Analysing property investment news and the facts as we know them
Depending on what press you read, property in new developments and off-plan property London sales are either in for a slowdown or a crash in sales and values post-Brexit. Apparently, some new property developments and off plan properties have been put on ice indefinitely. Others rushed to completion.
Here I look at the latest contradictory news that leads us to believe a ‘steady-as-she-goes’ approach will be the best course of action in the coming months and years.
Headline: “Sales slump that will crush off-plan property in London”
“Housing sales forecast to fall sharply this summer after Brexit vote” chimes a headline from the Guardian newspaper. Citing a Royal Institution of Chartered Surveyors (RICS) survey conducted in June, the newspaper says inquiries and sales fell for the third month running. However, the survey also showed that the supply of properties also fell.
The survey may have revealed the most bearish confidence reading since 1998, with a quarter more RICS members expecting a drop in sales than a rise – but we shouldn’t forget that the survey took place at the height of Brexit fears and approaching the traditional summer lull.
Sentiment among property sales agents of new property developments and their end buyers has also been swayed to the negative side by the effects of recent stamp duty rises. Investors rushing to get deals done before the stamp duty increase meant a slowdown in sales was already on the cards.
Soft landing for property prices
Many expert economists predicted a collapse in property prices after Brexit. In its reporting of the same RICS survey, the Daily Express produced the headline “House prices post-Brexit: ‘More of a soft landing than a crash’”.
It emphasised that RICS members see a softening of prices, but certainly, don’t expect a collapse. Prices in London are the only ones in decline at the moment – that might be a short-term drag on off-plan property in London – but elsewhere they’re still rising.
Off-plan property London prices might dip or remain static for up to 12 months, the survey said, but within five years they are expected to be an average of 14% higher than they are today. That type of forecast leaves a lot of potential for profit for investors in new build property developments – especially for investors looking for capital growth over the longer term and yield in the shorter term. There’s a shortage of housing stock in London remember.
The country needs more homes
We also saw a report from the BBC asking, “How can the UK build more homes post-Brexit?” highlighting the call by the National Housing Federation CEO, David Orr, for “pragmatism and flexibility” in government housing policy. It says that social housing building should increase in response to the fall in private housebuilding.
It puts the spotlight on factors that cannot be ignored by the new property development industry: there is simply not enough supply to cope with demand.
The balanced view for new property developments
Brexit was a shock.

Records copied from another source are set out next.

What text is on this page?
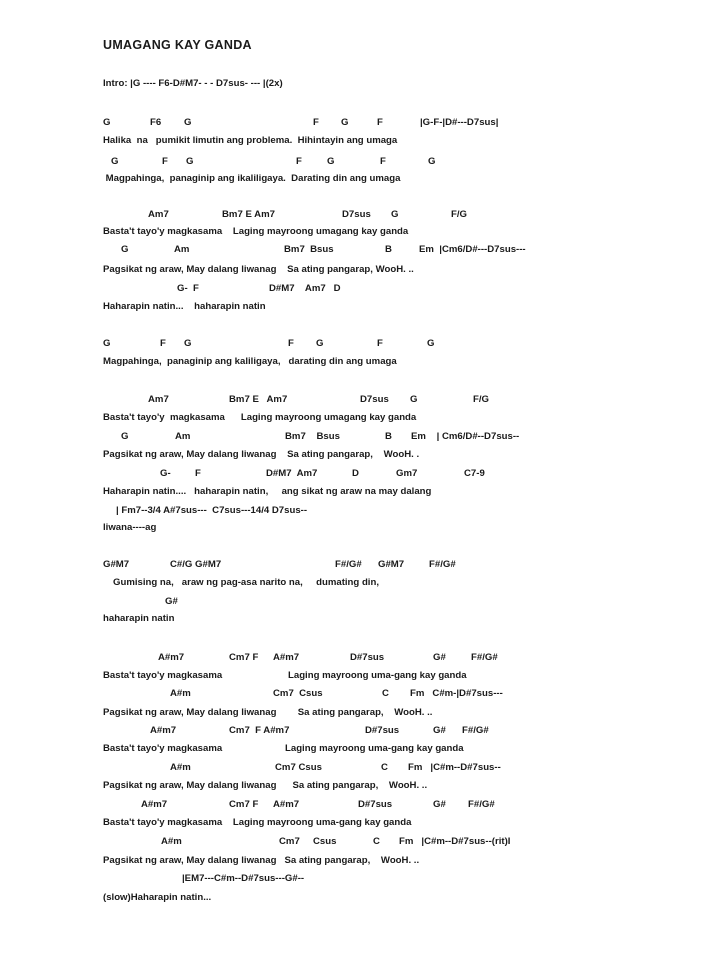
UMAGANG KAY GANDA
Intro: |G ---- F6-D#M7- - - D7sus- --- |(2x)
G	F6 G	F G	F	|G-F-|D#---D7sus|
Halika  na   pumikit limutin ang problema.  Hihintayin ang umaga
G	F G	F	G	F	G
Magpahinga,  panaginip ang ikaliligaya.  Darating din ang umaga
Am7	Bm7 E Am7	D7sus G	F/G
Basta't tayo'y magkasama    Laging mayroong umagang kay ganda
G	Am	Bm7  Bsus	B	Em  |Cm6/D#---D7sus---
Pagsikat ng araw, May dalang liwanag    Sa ating pangarap, WooH. ..
G-  F	D#M7    Am7   D
Haharapin natin...    haharapin natin
G	F G	F G	F	G
Magpahinga,  panaginip ang kaliligaya,   darating din ang umaga
Am7	Bm7 E   Am7	D7sus G	F/G
Basta't tayo'y  magkasama      Laging mayroong umagang kay ganda
G	Am	Bm7    Bsus	B Em    | Cm6/D#--D7sus--
Pagsikat ng araw, May dalang liwanag    Sa ating pangarap,    WooH. .
G-	F	D#M7  Am7	D	Gm7	C7-9
Haharapin natin....   haharapin natin,     ang sikat ng araw na may dalang
| Fm7--3/4 A#7sus---  C7sus---14/4 D7sus--
liwana----ag
G#M7	C#/G G#M7	F#/G# G#M7	F#/G#
Gumising na,   araw ng pag-asa narito na,     dumating din,
G#
haharapin natin
A#m7	Cm7 F A#m7	D#7sus	G#	F#/G#
Basta't tayo'y magkasama	Laging mayroong uma-gang kay ganda
A#m	Cm7  Csus	C Fm   C#m-|D#7sus---
Pagsikat ng araw, May dalang liwanag        Sa ating pangarap,    WooH. ..
A#m7	Cm7  F A#m7	D#7sus	G# F#/G#
Basta't tayo'y magkasama	Laging mayroong uma-gang kay ganda
A#m	Cm7 Csus	C Fm   |C#m--D#7sus--
Pagsikat ng araw, May dalang liwanag      Sa ating pangarap,    WooH. ..
A#m7	Cm7 F A#m7	D#7sus	G# F#/G#
Basta't tayo'y magkasama    Laging mayroong uma-gang kay ganda
A#m	Cm7 Csus	C Fm   |C#m--D#7sus--(rit)I
Pagsikat ng araw, May dalang liwanag   Sa ating pangarap,    WooH. ..
|EM7---C#m--D#7sus---G#--
(slow)Haharapin natin...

It’s causing some uncertainty. Uncertainty leads to fear. But like Warren Buffett says, “Be fearful when others are greedy, and greedy when others are fearful.” There is undeniable underlying demand for homes in the UK.
It’s estimated that we’re building as many as 220,000 too few new homes every year. This dynamic hasn’t been missed by our bank of wealthy foreign investors. For these, UK property investment is high on the list of their investment targets − off-plan property London included.
The slowdown in sales has been caused by three factors colliding at once:
- The stamp duty rise in April and the rush to completion sales that pushed sales numbers through the roof.
- The traditional summer lull in sales.
- The initial uncertainty caused by the Brexit vote.
We’re already seeing signs that the effect of these factors are fading, fast. The FTSE 100 has pushed way beyond its pre-vote level. The pound has stabilised at a level that creates exceptional value for foreign buyers. There’s a new leader of the government and a Brexit plan is being formulated and communicated.
In the medium to long term, the Brexit shock will be seen as a blip – no more, no less. If you’ve got new property developments underway or in the pipeline, the interest from our investors is saying that you will probably do best by steering a steady course as you navigate through the Brexit fallout.
Where others are fearful, we’re pragmatic. Where others are greedy, we’re analytical. If other developers do pull back, that’s more demand for your off-plan sales.